How Is Search Data Different from Clickstream Data?

Search analytics introduces some qualitative data from the search term coupled with many quantitative data points in the form of click-through rates, traffic volume, conversion rates, and more.

You can get some insight into users’ intent and decision-making processes by looking at groups of search terms as qualitative data points. For example, if a user comes to your site from three different search terms, looking at those terms may show some of the decision making that has occurred. For instance, if the search pattern looks like “ACME widgets”→“ACME widget reviews”→“ACME widget sale”, we can see that the user started out looking for a product, was then influenced by the reviews, and then looked for a discounted price. You can further amplify this qualitative data with site surveys. By bringing together qualitative data and quantitative data, we can start to get a better idea of the intent of our users, and optimize their experience.

Qualitative data measures behavior and the reasons driving that behavior. For example, surveys and questionnaires can provide qualitative data; in our case, this may also come from search parameter patterns over repeat sessions.

Quantitative data is numerical data. Examples of this are the number of visits to a website, or the number of people who purchase a product.

Clickstream data measures the actions users take on your website by tracking what and where they click.
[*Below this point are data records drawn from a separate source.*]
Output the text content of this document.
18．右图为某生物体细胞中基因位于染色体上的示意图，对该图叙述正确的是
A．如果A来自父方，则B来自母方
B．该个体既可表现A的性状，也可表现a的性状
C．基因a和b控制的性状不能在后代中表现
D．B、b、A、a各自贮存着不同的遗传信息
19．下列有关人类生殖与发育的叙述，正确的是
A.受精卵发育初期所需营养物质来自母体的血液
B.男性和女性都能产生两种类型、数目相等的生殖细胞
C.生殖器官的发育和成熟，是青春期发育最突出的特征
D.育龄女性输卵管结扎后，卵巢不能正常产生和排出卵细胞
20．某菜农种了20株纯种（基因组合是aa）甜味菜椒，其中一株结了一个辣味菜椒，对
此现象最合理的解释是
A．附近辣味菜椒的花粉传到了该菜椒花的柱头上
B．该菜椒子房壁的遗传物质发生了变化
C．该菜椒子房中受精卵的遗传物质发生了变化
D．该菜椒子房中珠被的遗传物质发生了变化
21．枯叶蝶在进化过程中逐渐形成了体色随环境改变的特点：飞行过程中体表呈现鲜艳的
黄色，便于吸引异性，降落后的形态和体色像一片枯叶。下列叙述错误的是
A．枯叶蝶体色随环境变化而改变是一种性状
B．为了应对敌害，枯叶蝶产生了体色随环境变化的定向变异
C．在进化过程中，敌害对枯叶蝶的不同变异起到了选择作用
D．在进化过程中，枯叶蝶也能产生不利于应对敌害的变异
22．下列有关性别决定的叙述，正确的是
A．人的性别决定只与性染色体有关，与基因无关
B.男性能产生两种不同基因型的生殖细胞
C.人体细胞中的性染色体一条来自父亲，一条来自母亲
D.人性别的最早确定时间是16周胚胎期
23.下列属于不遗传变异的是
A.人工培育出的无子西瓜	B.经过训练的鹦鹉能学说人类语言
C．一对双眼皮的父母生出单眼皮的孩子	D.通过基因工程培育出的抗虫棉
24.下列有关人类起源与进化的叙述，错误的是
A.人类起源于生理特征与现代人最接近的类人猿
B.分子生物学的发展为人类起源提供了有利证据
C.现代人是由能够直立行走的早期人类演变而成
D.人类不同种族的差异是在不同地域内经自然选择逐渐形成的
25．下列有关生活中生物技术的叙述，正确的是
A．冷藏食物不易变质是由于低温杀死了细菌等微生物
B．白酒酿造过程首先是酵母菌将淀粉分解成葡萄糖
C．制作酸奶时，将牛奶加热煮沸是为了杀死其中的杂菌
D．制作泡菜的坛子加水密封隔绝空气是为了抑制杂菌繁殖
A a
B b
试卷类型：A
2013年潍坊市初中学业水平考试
You can get better ideas of “intent patterns” through search when you merge your external search data with your on-site search data. Perhaps many users come to your site through branded terms, meaning words that are specific to only your brand. An example of this would be a search for “iPhone”: that is specific to Apple, and there is a brand association there. When users show up from a branded term, what secondary searches do they perform on your site?

Have you enabled your clickstream analytics to capture the referring search terms and the associated site search terms? Are you recognizing that many users who come to your site on branded terms are looking for a specific product? Or perhaps there are a great number of support searches. If you have paid for the click-through SEM, maximize the value by learning what users are looking for and develop landing pages to bring this needed information closer to the user. In the case of SEO, you cannot always dictate what page will rank, but you can improve your site’s general navigation to include links to these deeper pages. Recognizing your customers’ needs and providing content that helps them will in the long run also help improve your business.

Search also gives you insight into the language of your customers. The goal of keyword research is to understand the language landscape of the search engines. What are the search volumes like, and how competitive are other sites on these terms? This is data that can be fed to other marketing channels. Why not apply this keyword research to your email deployments or your in-store flyers, bringing online and offline insights together to create subject lines and in-store banners with the language customers use?

When we talk about branded versus nonbranded words, I see all too often a confusion with internal versus external language. Internally you may want to call your product “the super best product ever!” while users may simply call it “widget.” Unless you have the dollars and branding resources to get people to change their language, you may need to recognize that it is easier to get people to think about your product by creating at least a small word association to the word “widget.” Ignoring the elephant in the room and calling your product anything but may result in people not having that “ah ha!” moment and realizing that your widget is really also “the super best product ever.” Search is as much about measuring word use and linguistic needs as it is about measuring clicks, inbound links, and other data points.

Beyond these factors, SEO has unique challenges in that all the major search engines operate as black boxes. The search engines do not let anyone know the recipe for their secret sauce, or in this case the algorithm that makes them run. To better understand these algorithms, SEO specialists have had to try to reverse engineer them. It’s also important to understand that each engine runs different algorithms—for example, Bing runs a different algorithm than Google. Each engine’s algorithm is proprietary to that engine; in some cases, other engines may lease these algorithms (as Yahoo! now leases Bing’s algorithm), but each major algorithm will have its own quirks and issues to test against.

The best way to reverse engineer something such as a search algorithm is to look at data points, examining them to try to determine which return positive feedback and which return negative feedback. Analytics help take a lot of the guesswork out of the SEO’s job.

Search analytics is not just about measuring traffic delivered, but also about landing page optimization (LPO) and conversion rate optimization (CRO). LPO is focused on retaining and moving people through your site; it acknowledges that not everyone comes to your site through the home page. You typically start by optimizing your highvolume entry pages and work down from there. CRO is focused on moving people through a funnel to a goal. This conversion may occur over several visits as part of the overall life cycle and decision-making process of purchasing a product. CRO takes into account the stages of this process and the needs of a user to help that user make a decision as quickly as possible.

A search strategy is not concerned simply with delivering traffic to a site; it must take into consideration the handoff of that traffic, as well as the pathing of that traffic to each goal and objective. Site search also helps facilitate the measurement of on-site navigation issues and needs. Think about moving beyond measuring traffic volume, and measuring business objectives and goals. Think about measuring to improve those objectives and goals.